En arrivant aux Tuileries, nous défilâmes sous le bel arc de triomphe qui avait été construit pendant notre absence. À la grille du Carrousel, après avoir déposé nos aigles au Palais où elles restaient habituellement pendant la paix, nous traversâmes le Jardin des Tuileries et y laissâmes nos armes formées en faisceaux.

On se rendit ensuite aux Champs-Élysées, où une table de 10 000 couverts nous attendait. Elle était placée dans les deux allées latérales. Au rond-point était celle des officiers, présidée par le maréchal. Le dîner se composait de huit plats froids, qui se répétaient indéfiniment ; tout était bon ; on était placé convenablement, mais malheureusement la pluie contraria les ordonnateurs et les héros de cette magnifique fête.
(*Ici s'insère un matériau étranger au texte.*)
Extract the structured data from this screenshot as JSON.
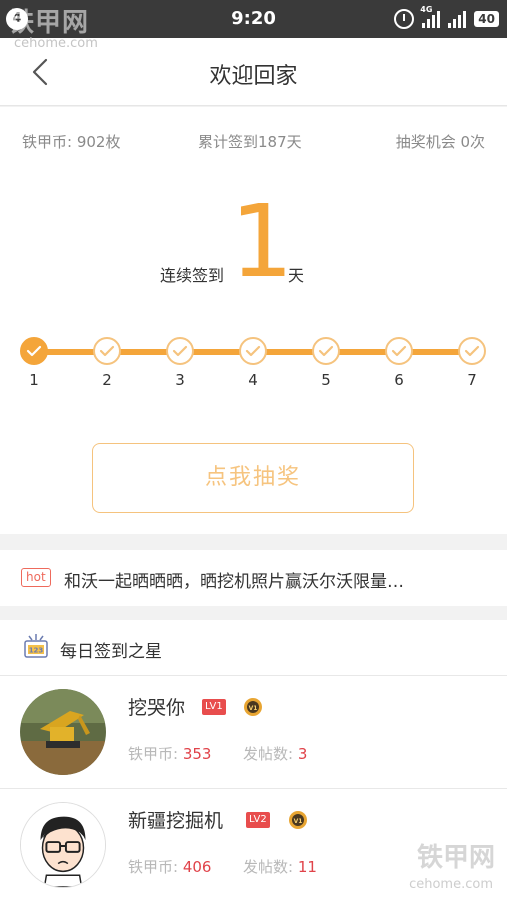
{
  "status_bar": {
    "left_badge": "4",
    "time": "9:20",
    "network": "4G",
    "battery": "40"
  },
  "watermark": {
    "brand": "铁甲网",
    "domain": "cehome.com"
  },
  "header": {
    "title": "欢迎回家"
  },
  "stats": {
    "coins": "铁甲币: 902枚",
    "total_checkin": "累计签到187天",
    "lottery_chances": "抽奖机会 0次"
  },
  "streak": {
    "label": "连续签到",
    "days": "1",
    "unit": "天"
  },
  "progress": {
    "days": [
      "1",
      "2",
      "3",
      "4",
      "5",
      "6",
      "7"
    ],
    "completed": 1,
    "accent_color": "#f4a53a"
  },
  "lottery_button": {
    "label": "点我抽奖"
  },
  "hot_banner": {
    "badge": "hot",
    "text": "和沃一起晒晒晒，晒挖机照片赢沃尔沃限量…"
  },
  "daily_stars": {
    "title": "每日签到之星",
    "users": [
      {
        "name": "挖哭你",
        "level": "LV1",
        "coins_label": "铁甲币:",
        "coins": "353",
        "posts_label": "发帖数:",
        "posts": "3"
      },
      {
        "name": "新疆挖掘机",
        "level": "LV2",
        "coins_label": "铁甲币:",
        "coins": "406",
        "posts_label": "发帖数:",
        "posts": "11"
      }
    ]
  }
}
Après le dîner, nous fûmes déposer nos armes à l’École militaire, où nous étions casernes, et rentrâmes dans Paris pour jouir de l’allégresse générale, des illuminations, des feux d’artifice, des danses publiques et jeux de toute espèce. Les pauvres eurent aussi leur part dans ce gigantesque festin.

Nous venions d’être absents de Paris ou de Rueil un an, deux mois et cinq jours.